Street features: Pedestrian crosswalks, pavement markings, medians and corner island extensions; east and west traffic reduced to single lanes.

What they do: Slow car traffic, manage turning vehicles more safely and improve pedestrian visibility.

By retrofitting this old traffic circle into a modern roundabout, public works will clear up perennial pedestrian frustration at the intersection. Sawyer also notes the work will “address a longstanding crash trend with wet pavement and vehicles losing control.”

 

Floyd Avenue Bike Boulevard

Progress: Construction underway.

Street Features: Small, residential traffic circles, curb extensions, raised crosswalks and green bike sharrows.

What they do: Slow car traffic and draw attention to pedestrian crossings.

Slower car traffic, along with the sharrow graphics of a bicycle mounted with two chevrons, makes the street more compatible with cycling. Also seen popping up in Carytown, the curb extensions — or in some cases, planter boxes before the crosswalks — reclaim spaces that illegally parked cars might have occupied and make street crossing shorter and safer.

“It’s a good example of retrofitting somewhere that was already pedestrian friendly,” Sawyer says.

 

Hull Street Modifications

Progress: Preliminary approval from the city.

Street features: Protected shared use path, improved crosswalks and traffic signals.

What they do: Encourage walking and biking.

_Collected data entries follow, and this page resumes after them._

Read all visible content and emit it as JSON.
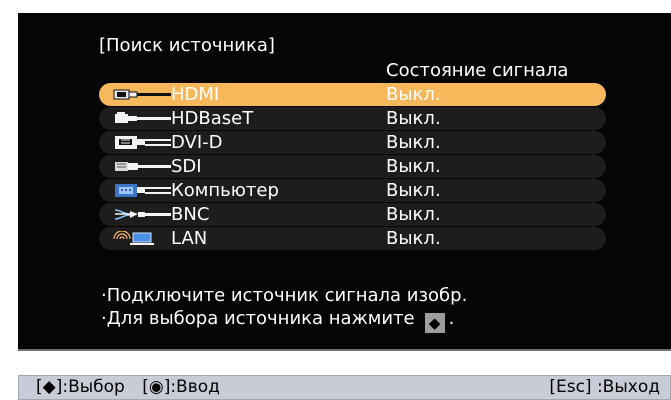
{
  "title": "[Поиск источника]",
  "column_header": "Состояние сигнала",
  "sources": [
    {
      "name": "HDMI",
      "status": "Выкл.",
      "selected": true,
      "icon": "hdmi-icon"
    },
    {
      "name": "HDBaseT",
      "status": "Выкл.",
      "selected": false,
      "icon": "hdbaset-icon"
    },
    {
      "name": "DVI-D",
      "status": "Выкл.",
      "selected": false,
      "icon": "dvi-d-icon"
    },
    {
      "name": "SDI",
      "status": "Выкл.",
      "selected": false,
      "icon": "sdi-icon"
    },
    {
      "name": "Компьютер",
      "status": "Выкл.",
      "selected": false,
      "icon": "computer-vga-icon"
    },
    {
      "name": "BNC",
      "status": "Выкл.",
      "selected": false,
      "icon": "bnc-icon"
    },
    {
      "name": "LAN",
      "status": "Выкл.",
      "selected": false,
      "icon": "lan-icon"
    }
  ],
  "instructions": {
    "line1": "·Подключите источник сигнала изобр.",
    "line2": "·Для выбора источника нажмите",
    "line2_suffix": "."
  },
  "footer": {
    "select": "[◆]:Выбор",
    "enter": "[◉]:Ввод",
    "exit": "[Esc] :Выход"
  },
  "colors": {
    "panel_background": "#050505",
    "row_background": "#1d1d1d",
    "selected_row": "#f6b85a",
    "footer_background": "#c8ccd7"
  }
}
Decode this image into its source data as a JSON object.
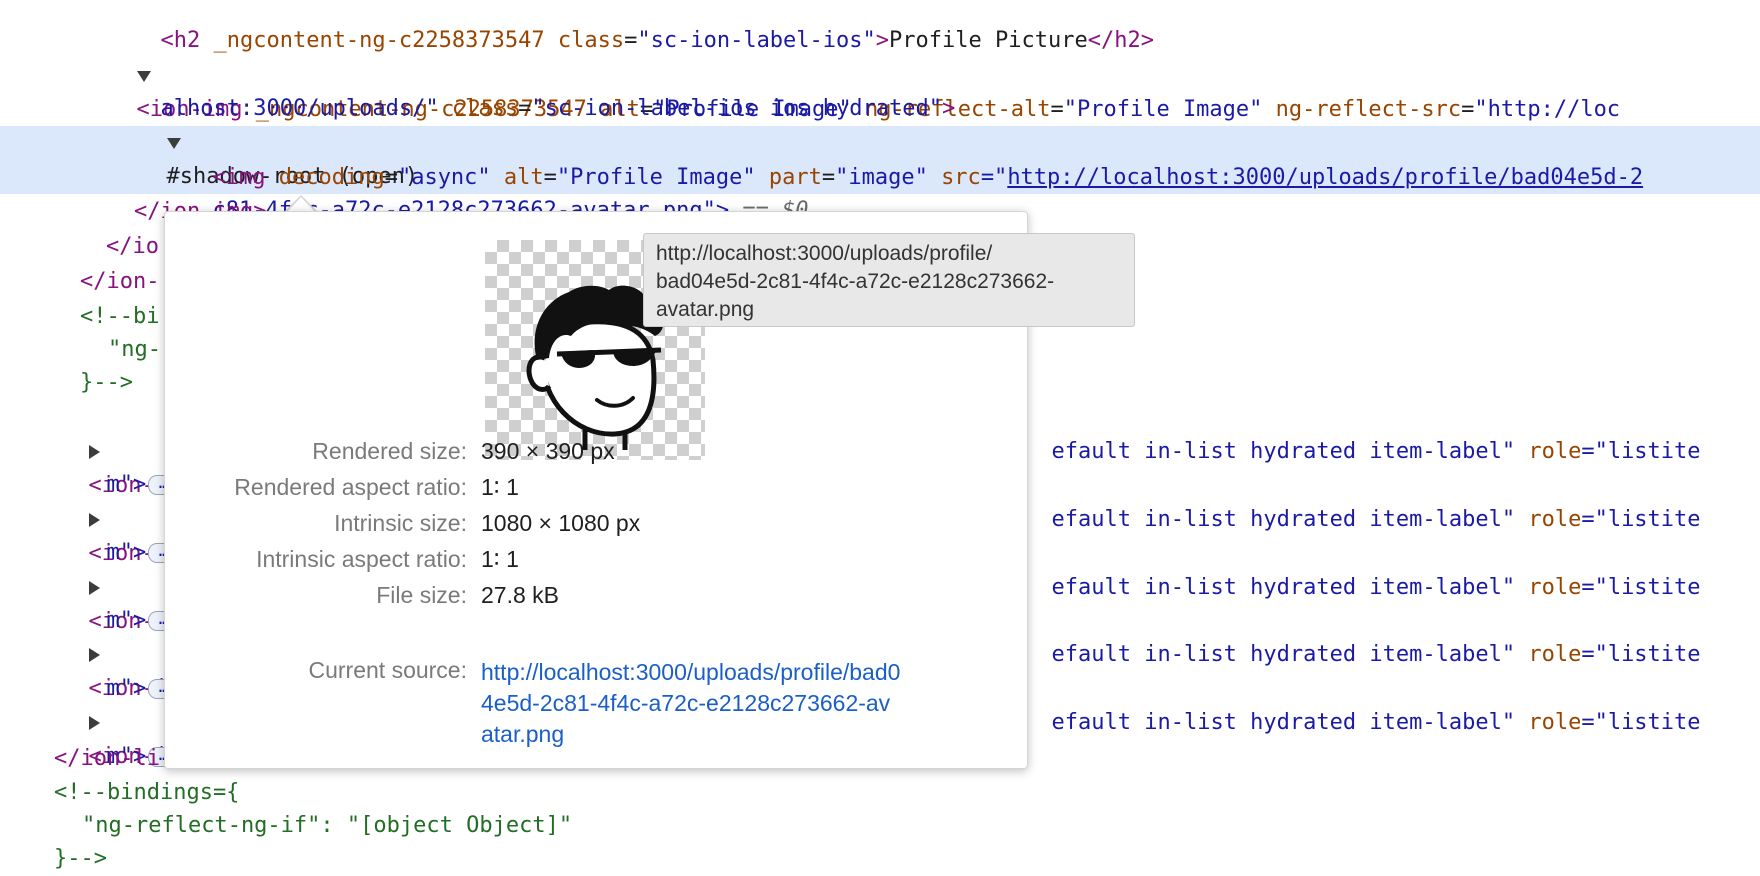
{
  "dom": {
    "l0": {
      "tag_open": "<h2 ",
      "attr1": "_ngcontent-ng-c2258373547",
      "sp": " ",
      "attr2": "class",
      "eq": "=",
      "val2": "\"sc-ion-label-ios\"",
      "close": ">",
      "text": "Profile Picture",
      "end": "</h2>"
    },
    "l1": {
      "tag": "<ion-img ",
      "a1": "_ngcontent-ng-c2258373547",
      "a2": "alt",
      "v2": "\"Profile Image\"",
      "a3": "ng-reflect-alt",
      "v3": "\"Profile Image\"",
      "a4": "ng-reflect-src",
      "v4": "\"http://loc"
    },
    "l2": {
      "v": "alhost:3000/uploads/\"",
      "a": "class",
      "v2": "\"sc-ion-label-ios ios hydrated\"",
      "close": ">"
    },
    "l3": {
      "text": "#shadow-root (open)"
    },
    "l4": {
      "tag": "<img ",
      "a1": "decoding",
      "v1": "\"async\"",
      "a2": "alt",
      "v2": "\"Profile Image\"",
      "a3": "part",
      "v3": "\"image\"",
      "a4": "src",
      "q": "=\"",
      "link": "http://localhost:3000/uploads/profile/bad04e5d-2"
    },
    "l5": {
      "link": "c81-4f4c-a72c-e2128c273662-avatar.png",
      "close": "\">",
      "eq": " == ",
      "dollar": "$0"
    },
    "l6": {
      "text": "</ion-img>"
    },
    "l7": {
      "text": "</io"
    },
    "l8": {
      "text": "</ion-"
    },
    "l9": {
      "text": "<!--bi"
    },
    "l10": {
      "text": "\"ng-"
    },
    "l11": {
      "text": "}-->"
    },
    "items": [
      {
        "tag": "<ion-i",
        "rest_val": "efault in-list hydrated item-label\"",
        "attr": "role",
        "val": "=\"listite",
        "cont": "m\">",
        "ellipsis": "…"
      },
      {
        "tag": "<ion-i",
        "rest_val": "efault in-list hydrated item-label\"",
        "attr": "role",
        "val": "=\"listite",
        "cont": "m\">",
        "ellipsis": "…"
      },
      {
        "tag": "<ion-i",
        "rest_val": "efault in-list hydrated item-label\"",
        "attr": "role",
        "val": "=\"listite",
        "cont": "m\">",
        "ellipsis": "…"
      },
      {
        "tag": "<ion-i",
        "rest_val": "efault in-list hydrated item-label\"",
        "attr": "role",
        "val": "=\"listite",
        "cont": "m\">",
        "ellipsis": "…"
      },
      {
        "tag": "<ion-i",
        "rest_val": "efault in-list hydrated item-label\"",
        "attr": "role",
        "val": "=\"listite",
        "cont": "m\">",
        "ellipsis": "…"
      }
    ],
    "l22": {
      "text": "</ion-li"
    },
    "l23": {
      "text": "<!--bindings={"
    },
    "l24": {
      "text": "\"ng-reflect-ng-if\": \"[object Object]\""
    },
    "l25": {
      "text": "}-->"
    }
  },
  "popover": {
    "tooltip": [
      "http://localhost:3000/uploads/profile/",
      "bad04e5d-2c81-4f4c-a72c-e2128c273662-",
      "avatar.png"
    ],
    "rows": [
      {
        "label": "Rendered size:",
        "value": "390 × 390 px"
      },
      {
        "label": "Rendered aspect ratio:",
        "value": "1∶ 1"
      },
      {
        "label": "Intrinsic size:",
        "value": "1080 × 1080 px"
      },
      {
        "label": "Intrinsic aspect ratio:",
        "value": "1∶ 1"
      },
      {
        "label": "File size:",
        "value": "27.8 kB"
      },
      {
        "label": "Current source:",
        "value": ""
      }
    ],
    "source_lines": [
      "http://localhost:3000/uploads/profile/bad0",
      "4e5d-2c81-4f4c-a72c-e2128c273662-av",
      "atar.png"
    ]
  },
  "colors": {
    "tag": "#881280",
    "attr": "#994500",
    "value": "#1a1aa6",
    "comment": "#236e25",
    "selection": "#dbe7fb"
  },
  "icons": [
    "expand-triangle-icon",
    "collapsed-triangle-icon",
    "ellipsis-icon",
    "avatar-image"
  ]
}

The initiatives follow recommendations made in a corridor revitalization plan developed with Chesterfield County in 2013. It includes a busy 4.7 miles on either side of Chippenham Parkway. “We’re taking the worst performers and making them all stars,” Sawyer says of priority corridors such as Hull, Midlothian and the Boulevard.

The city is moving forward with its side, proposing sidewalks and a shared use path for cyclists and pedestrians, buffered by landscaping. Suburban streets might seem inhospitable, but planners say they have more flexibility when it comes to rehabbing the wider roadways.

“One exciting thing about more suburban streets, they’ve already spent the money to obliterate communities everywhere, so you’ve got all these corridors that are so wide,” says Andy Boenau, who leads the urban planning practice at Timmons Group. “That space can be reclaimed easily without eminent domain, and at a fraction of the cost you can now provide paths for people.”

 

Grace Street Two-Way Conversion

Progress: Finished between Fourth and Ninth streets, more planned.

Street features: The return of the two-way street.

What it does: Improves pedestrian comfort and safety, eases navigation and drives commercial growth.

Jim Smither, a professor of urban planning at Virginia Commonwealth University, says that streets such as Grace were initially converted to one-way to speed up car traffic.

“Look at Cary Street — most cars are going between 25 and 40 mph,” he says. “It’s like a racer mentality: cars on either side going the same direction and no cars opposing me.”

Facing oncoming traffic, cars slow down, making streets more friendly to bicycles and pedestrians. And “for merchants it’s important because if you have cars going in both directions,” he says, “it’s an opportunity for cars to see a storefront from more than one angle.”

Perhaps counterintuitively, complex intersections and driving experiences are often safer for everyone — because drivers are forced to focus on their environment. And street design is the language of communication among drivers, cyclists and walkers.